In Anne Lamott’s splendid book “Bird by Bird: Some Instructions on Writing and Life” she speaks of how being a writer is being a giver. She says:
Two things put me in the spirit to give. One is that I have come to think of almost everyone with whom I come into contact as a patient in the emergency room. I see a lot of gaping wounds and dazed expressions. Or, as Marianne Moore put it, “The world’s an orphans home.” And this feels more true than almost anything else I know. But so many of us can be soothed by writing: think of how many times you have opened a book, read one line, and said, “Yes!” And I want to give people that feeling, too, of connection, communion.
The other is to think of the writers who have given a book to me, and then to write a book back to them. This gift they have given us, which we pass on to those around us, was fashioned out of their lives. You wouldn’t be a writer if reading hadn’t enriched your soul more than other pursuits. So write a book back … It is one of the greatest feelings known to humans, the feeling of being the host, of hosting people, of being the person to whom they come for food and drink and company. This is what the writer has to offer. (Lamott, 204)

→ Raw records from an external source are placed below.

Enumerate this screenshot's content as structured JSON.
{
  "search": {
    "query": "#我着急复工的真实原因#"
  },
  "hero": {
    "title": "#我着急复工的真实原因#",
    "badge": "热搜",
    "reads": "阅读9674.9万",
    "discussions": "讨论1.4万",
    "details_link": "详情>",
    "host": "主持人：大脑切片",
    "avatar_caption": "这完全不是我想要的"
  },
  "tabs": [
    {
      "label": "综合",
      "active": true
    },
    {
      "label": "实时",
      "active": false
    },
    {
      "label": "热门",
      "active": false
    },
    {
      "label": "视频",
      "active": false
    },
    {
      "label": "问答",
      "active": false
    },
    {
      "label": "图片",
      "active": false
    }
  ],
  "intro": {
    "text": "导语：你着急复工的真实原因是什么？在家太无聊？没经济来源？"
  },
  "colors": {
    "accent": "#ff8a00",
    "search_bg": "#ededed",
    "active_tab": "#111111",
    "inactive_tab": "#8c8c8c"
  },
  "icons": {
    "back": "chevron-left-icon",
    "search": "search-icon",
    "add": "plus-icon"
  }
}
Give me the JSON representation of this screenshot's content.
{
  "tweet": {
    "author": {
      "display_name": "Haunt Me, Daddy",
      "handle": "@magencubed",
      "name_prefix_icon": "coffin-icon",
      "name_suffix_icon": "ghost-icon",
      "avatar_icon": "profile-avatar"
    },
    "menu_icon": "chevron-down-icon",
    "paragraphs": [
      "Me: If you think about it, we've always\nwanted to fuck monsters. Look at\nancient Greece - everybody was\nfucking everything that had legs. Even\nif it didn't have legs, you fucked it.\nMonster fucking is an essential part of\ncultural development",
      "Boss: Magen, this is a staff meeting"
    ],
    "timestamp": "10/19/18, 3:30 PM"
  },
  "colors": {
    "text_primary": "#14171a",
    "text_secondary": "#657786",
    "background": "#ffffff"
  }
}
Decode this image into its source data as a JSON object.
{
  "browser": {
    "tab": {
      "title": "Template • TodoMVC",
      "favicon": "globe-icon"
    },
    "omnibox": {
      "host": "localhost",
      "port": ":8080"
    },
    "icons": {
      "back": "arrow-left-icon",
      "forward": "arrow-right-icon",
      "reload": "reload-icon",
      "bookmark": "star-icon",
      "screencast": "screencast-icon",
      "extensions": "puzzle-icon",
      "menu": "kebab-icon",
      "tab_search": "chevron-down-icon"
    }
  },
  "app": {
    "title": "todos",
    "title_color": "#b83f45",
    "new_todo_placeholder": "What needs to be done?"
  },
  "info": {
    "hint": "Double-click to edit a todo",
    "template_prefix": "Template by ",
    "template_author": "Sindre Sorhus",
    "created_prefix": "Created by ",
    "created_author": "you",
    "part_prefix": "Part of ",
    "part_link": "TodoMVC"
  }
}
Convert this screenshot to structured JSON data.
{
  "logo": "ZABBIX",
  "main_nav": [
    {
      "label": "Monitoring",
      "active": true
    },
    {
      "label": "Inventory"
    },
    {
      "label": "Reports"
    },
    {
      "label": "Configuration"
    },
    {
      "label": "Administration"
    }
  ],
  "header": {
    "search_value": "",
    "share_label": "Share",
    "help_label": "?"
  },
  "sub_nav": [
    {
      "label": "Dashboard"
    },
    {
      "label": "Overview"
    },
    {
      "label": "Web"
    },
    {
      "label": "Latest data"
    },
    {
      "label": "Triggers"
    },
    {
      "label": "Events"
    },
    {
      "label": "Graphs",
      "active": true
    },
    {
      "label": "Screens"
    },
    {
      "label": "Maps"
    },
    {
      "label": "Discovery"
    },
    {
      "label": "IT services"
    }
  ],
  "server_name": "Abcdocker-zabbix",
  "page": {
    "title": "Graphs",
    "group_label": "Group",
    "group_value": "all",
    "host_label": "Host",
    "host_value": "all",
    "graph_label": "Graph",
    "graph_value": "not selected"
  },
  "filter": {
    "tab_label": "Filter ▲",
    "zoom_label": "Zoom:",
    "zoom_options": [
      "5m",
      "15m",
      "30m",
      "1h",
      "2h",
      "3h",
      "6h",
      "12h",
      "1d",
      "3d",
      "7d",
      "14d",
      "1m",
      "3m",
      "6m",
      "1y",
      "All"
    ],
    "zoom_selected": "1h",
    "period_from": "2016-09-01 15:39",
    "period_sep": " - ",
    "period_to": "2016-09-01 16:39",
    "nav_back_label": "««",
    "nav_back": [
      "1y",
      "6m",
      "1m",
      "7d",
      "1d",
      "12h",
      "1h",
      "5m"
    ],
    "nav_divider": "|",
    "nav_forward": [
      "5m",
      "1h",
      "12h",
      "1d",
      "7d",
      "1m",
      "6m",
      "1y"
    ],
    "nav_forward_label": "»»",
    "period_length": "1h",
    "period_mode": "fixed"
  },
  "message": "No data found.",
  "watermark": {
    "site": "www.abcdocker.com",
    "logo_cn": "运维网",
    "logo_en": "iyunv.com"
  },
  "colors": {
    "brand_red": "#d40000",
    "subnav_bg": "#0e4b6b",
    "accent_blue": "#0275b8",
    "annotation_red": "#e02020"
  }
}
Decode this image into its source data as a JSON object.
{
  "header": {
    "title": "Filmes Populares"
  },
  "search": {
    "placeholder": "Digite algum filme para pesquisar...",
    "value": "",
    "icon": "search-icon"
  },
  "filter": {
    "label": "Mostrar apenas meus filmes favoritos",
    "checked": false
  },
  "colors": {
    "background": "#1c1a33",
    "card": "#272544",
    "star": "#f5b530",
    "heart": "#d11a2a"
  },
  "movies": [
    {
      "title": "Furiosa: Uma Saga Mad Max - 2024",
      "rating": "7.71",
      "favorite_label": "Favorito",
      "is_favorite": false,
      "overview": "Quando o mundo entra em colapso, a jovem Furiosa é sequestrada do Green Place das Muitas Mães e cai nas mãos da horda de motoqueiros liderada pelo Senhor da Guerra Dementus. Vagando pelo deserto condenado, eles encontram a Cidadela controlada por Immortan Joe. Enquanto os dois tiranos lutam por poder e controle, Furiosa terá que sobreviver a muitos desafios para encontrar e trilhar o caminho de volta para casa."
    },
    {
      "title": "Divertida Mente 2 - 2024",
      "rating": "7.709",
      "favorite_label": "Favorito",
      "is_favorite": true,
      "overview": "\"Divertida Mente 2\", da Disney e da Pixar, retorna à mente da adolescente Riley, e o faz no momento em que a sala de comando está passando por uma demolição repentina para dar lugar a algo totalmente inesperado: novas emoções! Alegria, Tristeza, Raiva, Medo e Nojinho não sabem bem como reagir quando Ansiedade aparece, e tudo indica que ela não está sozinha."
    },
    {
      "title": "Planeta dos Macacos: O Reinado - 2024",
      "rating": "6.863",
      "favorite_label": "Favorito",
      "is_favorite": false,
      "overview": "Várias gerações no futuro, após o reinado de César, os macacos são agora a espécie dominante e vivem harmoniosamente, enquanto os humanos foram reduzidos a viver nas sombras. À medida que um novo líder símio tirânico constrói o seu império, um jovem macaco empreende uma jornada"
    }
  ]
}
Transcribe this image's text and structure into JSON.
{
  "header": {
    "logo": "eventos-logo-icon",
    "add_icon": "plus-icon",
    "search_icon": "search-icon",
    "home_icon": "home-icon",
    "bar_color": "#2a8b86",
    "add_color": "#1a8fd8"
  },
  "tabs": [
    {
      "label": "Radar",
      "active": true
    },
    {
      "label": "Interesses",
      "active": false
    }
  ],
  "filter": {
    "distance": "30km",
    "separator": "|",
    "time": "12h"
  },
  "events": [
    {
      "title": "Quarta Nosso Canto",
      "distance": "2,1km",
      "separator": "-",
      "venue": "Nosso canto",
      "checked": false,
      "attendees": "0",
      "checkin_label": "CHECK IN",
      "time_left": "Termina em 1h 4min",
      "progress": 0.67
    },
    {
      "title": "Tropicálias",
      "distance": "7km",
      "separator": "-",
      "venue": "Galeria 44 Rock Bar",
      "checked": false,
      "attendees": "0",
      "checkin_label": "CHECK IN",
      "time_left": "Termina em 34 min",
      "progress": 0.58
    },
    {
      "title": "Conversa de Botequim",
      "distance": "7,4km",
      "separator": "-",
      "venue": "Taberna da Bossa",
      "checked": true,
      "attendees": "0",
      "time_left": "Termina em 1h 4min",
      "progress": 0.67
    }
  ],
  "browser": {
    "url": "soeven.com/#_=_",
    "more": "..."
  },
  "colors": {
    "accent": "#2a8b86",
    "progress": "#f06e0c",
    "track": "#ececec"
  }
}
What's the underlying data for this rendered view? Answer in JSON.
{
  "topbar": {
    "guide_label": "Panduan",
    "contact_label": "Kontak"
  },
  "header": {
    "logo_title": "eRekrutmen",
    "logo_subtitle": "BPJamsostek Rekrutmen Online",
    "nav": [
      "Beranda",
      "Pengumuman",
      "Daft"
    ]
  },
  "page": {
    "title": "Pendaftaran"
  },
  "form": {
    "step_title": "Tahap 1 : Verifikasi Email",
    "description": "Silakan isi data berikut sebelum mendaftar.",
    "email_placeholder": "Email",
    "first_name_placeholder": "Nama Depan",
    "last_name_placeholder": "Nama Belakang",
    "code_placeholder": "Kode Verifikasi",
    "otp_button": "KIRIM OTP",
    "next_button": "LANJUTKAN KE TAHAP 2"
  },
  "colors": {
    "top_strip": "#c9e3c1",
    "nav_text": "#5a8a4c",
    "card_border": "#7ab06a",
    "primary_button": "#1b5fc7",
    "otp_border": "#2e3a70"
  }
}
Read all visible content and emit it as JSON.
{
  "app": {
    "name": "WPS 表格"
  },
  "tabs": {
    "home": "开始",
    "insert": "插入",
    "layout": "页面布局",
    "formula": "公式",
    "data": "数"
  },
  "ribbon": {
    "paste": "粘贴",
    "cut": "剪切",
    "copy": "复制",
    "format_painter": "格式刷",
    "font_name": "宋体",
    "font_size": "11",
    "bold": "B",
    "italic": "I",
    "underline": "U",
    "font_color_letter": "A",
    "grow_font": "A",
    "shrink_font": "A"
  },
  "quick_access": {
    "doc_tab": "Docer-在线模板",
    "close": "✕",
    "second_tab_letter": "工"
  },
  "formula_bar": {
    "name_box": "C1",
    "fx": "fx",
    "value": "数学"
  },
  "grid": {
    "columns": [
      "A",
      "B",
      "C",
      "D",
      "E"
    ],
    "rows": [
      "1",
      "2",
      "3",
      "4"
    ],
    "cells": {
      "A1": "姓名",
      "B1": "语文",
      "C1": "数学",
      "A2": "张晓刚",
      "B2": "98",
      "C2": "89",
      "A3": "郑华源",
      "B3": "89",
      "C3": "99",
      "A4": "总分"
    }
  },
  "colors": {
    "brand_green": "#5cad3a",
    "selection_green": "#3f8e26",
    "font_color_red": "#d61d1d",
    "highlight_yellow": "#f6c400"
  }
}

Think of this when you are struggling with those word counts. Remember how wondrous your favorite books are, a passage that stayed with you, and then look back on your own work with new eyes. Above all, keep going! Writers are givers not because we’re incredibly special (though we often like to think that), but because others have come before us and given us the gifts of beautiful writing. We’re giving back, and the giving is reward enough.